The current crisis in Lebanon is something of a watershed moment for the Arab regimes and their relationship with their publics. The statements of a number of these regimes have reflected what many in the region have suspected for many years: namely, when it comes to the crunch, these rulers are more interested in protecting Israel and the US from the Arabs and Muslims rather than protecting Arabs from Israel and the US.

The Saudi, Egyptian and Jordanian governments were vocal in their criticism of Hizbullah in the first few days of the crisis, characterising the capture of the Israeli soldiers as reckless. They made such statements even as Israeli jets were striking Lebanon’s infrastructure, killing and wounding its civilians. The Arab world has become accustomed to inaction from the Arab regimes during times of crisis. People also expect announcements of emergency summits, or meetings of foreign ministers which end (if they actually take place at all) with mere slogans and no concrete actions. In this case however, the regimes are not just being blamed for their usual apathy. More than that, they seem to have given Israel valuable political cover to continue its indiscriminate campaign against Lebanon, since the whole crisis in their eyes is all the fault of Hizbullah.

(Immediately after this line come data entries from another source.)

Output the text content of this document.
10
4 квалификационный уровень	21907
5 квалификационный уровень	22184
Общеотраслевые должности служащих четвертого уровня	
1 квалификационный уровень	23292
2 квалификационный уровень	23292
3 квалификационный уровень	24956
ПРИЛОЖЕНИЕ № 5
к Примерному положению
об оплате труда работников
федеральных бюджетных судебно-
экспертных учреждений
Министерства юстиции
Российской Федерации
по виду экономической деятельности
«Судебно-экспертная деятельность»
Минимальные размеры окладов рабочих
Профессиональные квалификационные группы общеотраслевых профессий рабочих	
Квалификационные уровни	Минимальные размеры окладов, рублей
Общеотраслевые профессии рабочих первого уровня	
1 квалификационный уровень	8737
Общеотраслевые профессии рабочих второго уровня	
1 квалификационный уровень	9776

For these regimes, it is very dangerous to play this game. Undoubtedly, they will have earned brownie points from the Bush administration for being even more subdued in their criticism of Israel than Jacques Chirac. In the “international” (Western) community, it is usual to criticise armed militias, as they operate beyond the acceptable boundaries of political life. In this light, the stance of the regimes mentioned could be seen as responsible and statesmanlike.

However one of the reasons that the armed groups of Palestine and Lebanon command so much respect in the “Arab street” is that they persist in defying the Israeli behemoth, regardless of the obvious material advantage enjoyed by the latter. The regimes, and their pliant media, respond by saying that when such a disparity exists, pragmatism calls for a measured approach. For the millions who watch frustrated as civilians are killed on the streets of Beirut, Tyre, Sidon and Gaza, the reason for this disparity is the parasitical regimes. Instead of building strong advanced economies that could be the basis for truly independent policies, these regimes have squandered billions, and in some cases trillions on their own interests.

Many commentators claim that the audacious stance that these regimes have taken is part of a backroom deal with Washington: lay off the democracy promotion and we’ll be more publicly supportive of your policies. According to this line of reasoning, these ruling factions will stave off the threat to their seats posed by Washington’s talk of democracy through acts of obeisance. The problem with this logic is that in order to get more support from Washington, the regimes will have to pursue more of the antics that infuriate their people.

No doubt, the regimes will have to yield, one day, to the demands of the millions. The only question is, how soon will that day come? Evidently, these regimes have relied for decades on external support for survival, and they calculate that as long as they sustain that support, their thrones are safe. However, in these days when hostility to the West and America in particular is at an all-time high, such support will not be enough. There are many ways to cope with adversity; drawing attention to your complete impotence in the face of your greatest regional adversary is not one of them.